The correct way to write that code would have been.
func ioutilHash() {
file, _ := ioutil.ReadFile(iso)
h := sha512.New()
h.Write(file)
fmt.Printf("%x", h.Sum(nil))
}
This doesn't do nearly the number the allocations.
The bottom line is that ReadFile is rarely what you want to use. IO streaming (using readers and writers) is always the best way when it is an option. Not only do you allocate much less when you use io.Copy, you also hash and read the disk concurrently. In your ReadFile example, the two resources are used synchronously when they don't depend on each other.
ioutil.ReadFile is working right. It's your fault to abuse the system resources by using that function for things you know are huge.

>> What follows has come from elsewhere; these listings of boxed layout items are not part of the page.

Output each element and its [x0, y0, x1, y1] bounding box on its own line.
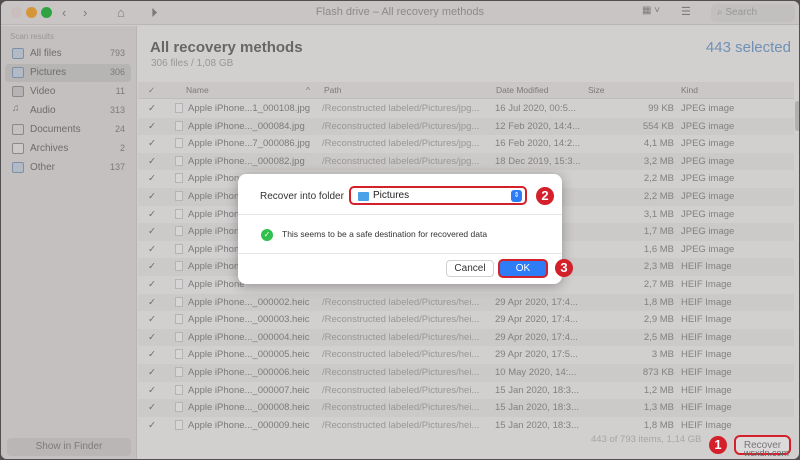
- watermark: wsxdn.com: [744, 448, 790, 458]
- safe-destination-message: This seems to be a safe destination for …: [282, 229, 488, 239]
- ok-button[interactable]: OK: [498, 259, 548, 278]
- annotation-badge-2: 2: [536, 187, 554, 205]
- folder-icon: [358, 192, 369, 201]
- updown-chevron-icon: ⇕: [511, 190, 522, 202]
- recover-dialog: Recover into folder Pictures ⇕ ✓ This see…: [238, 174, 562, 284]
- checkmark-icon: ✓: [261, 229, 273, 241]
- cancel-button[interactable]: Cancel: [446, 260, 494, 277]
- folder-select[interactable]: Pictures ⇕: [349, 186, 527, 205]
- annotation-badge-1: 1: [709, 436, 727, 454]
- divider: [238, 214, 562, 215]
- annotation-badge-3: 3: [555, 259, 573, 277]
- recover-into-label: Recover into folder: [260, 191, 344, 202]
- folder-value: Pictures: [373, 190, 410, 201]
- divider: [238, 253, 562, 254]
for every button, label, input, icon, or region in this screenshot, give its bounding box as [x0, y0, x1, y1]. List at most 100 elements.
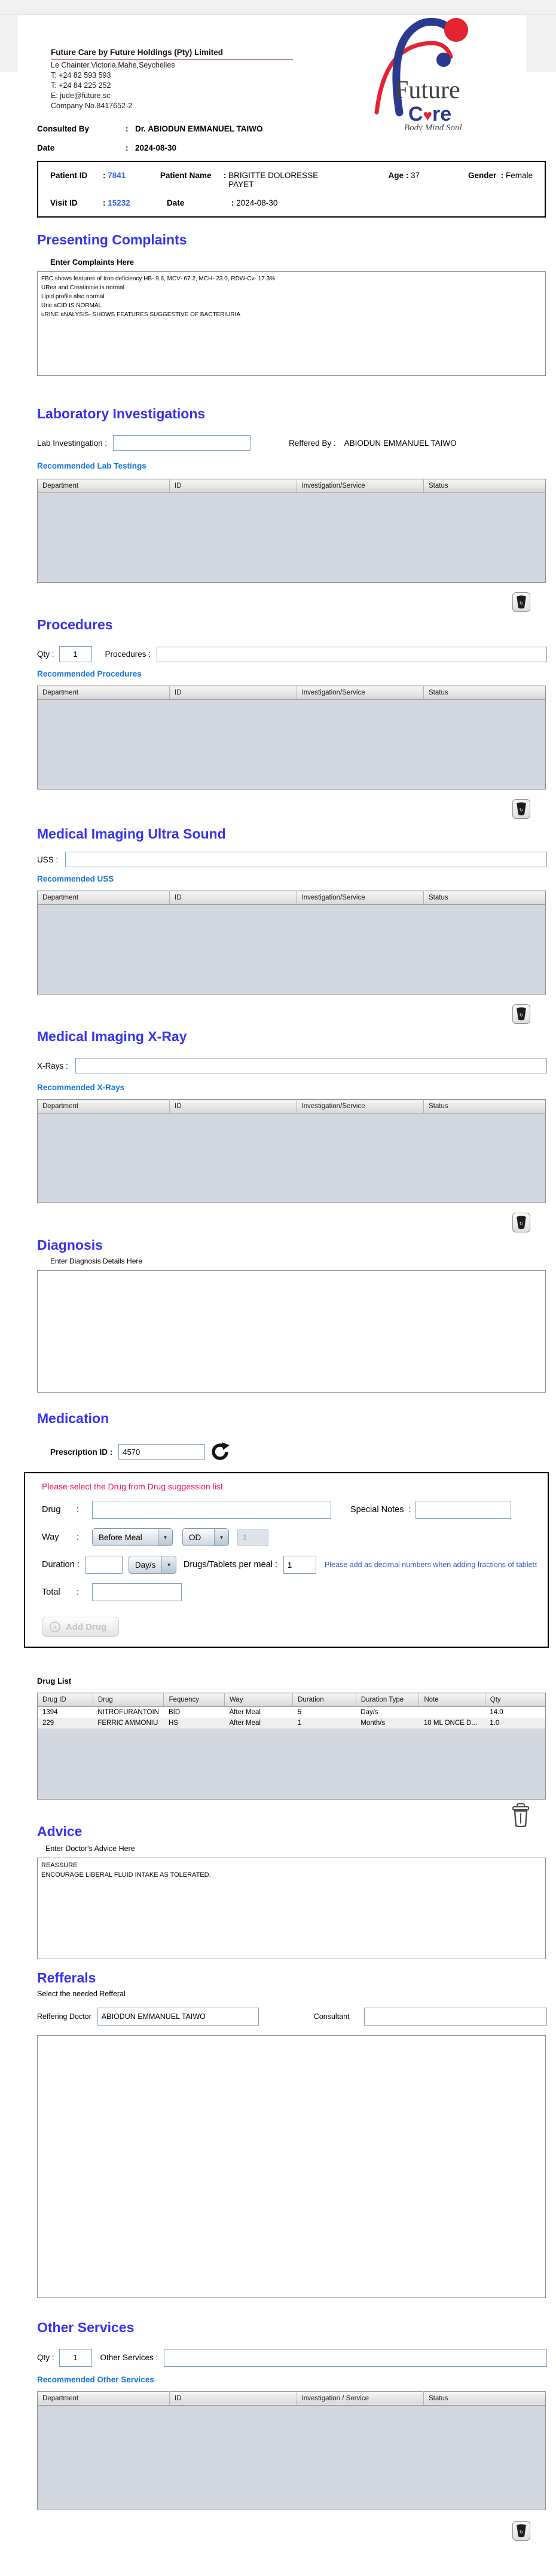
lab-investigation-label: Lab Investingation : [37, 439, 107, 448]
patient-name-value: BRIGITTE DOLORESSE PAYET [228, 171, 343, 189]
lab-testings-table: Department ID Investigation/Service Stat… [37, 479, 546, 583]
section-title-diagnosis: Diagnosis [37, 1237, 547, 1253]
complaints-label: Enter Complaints Here [50, 258, 547, 267]
per-meal-input[interactable] [283, 1556, 316, 1574]
gender-value: Female [506, 171, 533, 189]
proc-col-id: ID [170, 686, 297, 700]
advice-header: Advice [37, 1808, 547, 1840]
other-services-input-row: Qty : Other Services : [37, 2349, 547, 2367]
diagnosis-textarea[interactable] [37, 1270, 546, 1393]
logo-word-future: Future [395, 77, 460, 104]
patient-id-label: Patient ID [50, 171, 103, 189]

ioutil.ReadFile is a handy helper for files you're pretty sure in advance that they're going to be small. Like configuration files, most source code files etc. (Actually it's optimizing things for files <= 1e9 bytes, but that's an implementation detail and not part of the API contract. Your 1.5GB file forces it to use slice growing and thus allocating more than one big buffer for your data in the process of reading the file.)
Even your other approach using os.File is not okay. You definitely should be using the "bufio" package for sequential processing of large files, see bufio.NewReader.